現地メディアによれば、10年間で50億ドル(約7400億円)にも及ぶ巨額契約となっている。2025年1月からネットフリックス上で、WWEの看板番組である「RAW(ロウ)」のほか、ドキュメンタリーなども全世界配信するという。

Amazonプライム・ビデオなどの競合が先行して注力してきたスポーツ配信の領域に、ネットフリックスもようやく本格参入することとなる。「WWE ロウの配信によって、ライブイベント番組の拡大というわれわれの願望をかなえられる。これは広告ビジネス拡大にも貢献するはずだ」。ネットフリックスのテッド・サランドス共同CEOはそう期待を寄せた。

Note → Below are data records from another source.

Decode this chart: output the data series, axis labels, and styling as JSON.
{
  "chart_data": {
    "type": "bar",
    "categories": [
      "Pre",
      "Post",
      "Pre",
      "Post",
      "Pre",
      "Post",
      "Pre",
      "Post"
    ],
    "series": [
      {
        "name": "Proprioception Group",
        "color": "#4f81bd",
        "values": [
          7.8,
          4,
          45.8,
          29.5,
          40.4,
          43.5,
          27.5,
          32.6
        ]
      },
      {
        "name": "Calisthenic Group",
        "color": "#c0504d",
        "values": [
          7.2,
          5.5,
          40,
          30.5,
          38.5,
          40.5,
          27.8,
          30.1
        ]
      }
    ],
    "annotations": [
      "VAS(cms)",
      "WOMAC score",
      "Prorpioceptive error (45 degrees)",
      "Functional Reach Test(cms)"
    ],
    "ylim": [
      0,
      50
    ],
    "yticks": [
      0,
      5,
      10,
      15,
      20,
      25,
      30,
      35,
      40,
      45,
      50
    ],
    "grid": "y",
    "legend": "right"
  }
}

業界内では、ネットフリックスのスポーツ配信への参入を“戦略転換”と受け止める向きもある。2023年4月の決算資料では、大手テック企業の間でスポーツ配信の競争が激化している点に触れつつ、「われわれはそうした競争にそれほどフォーカスしていない」とも記していたからだ。

ある業界関係者は「(イギリスのスポーツ専門配信サービス大手の)DAZNの値上げが進み、会員数が頭打ちになる中で、そこからの会員奪取を狙っているのではないか」と話す。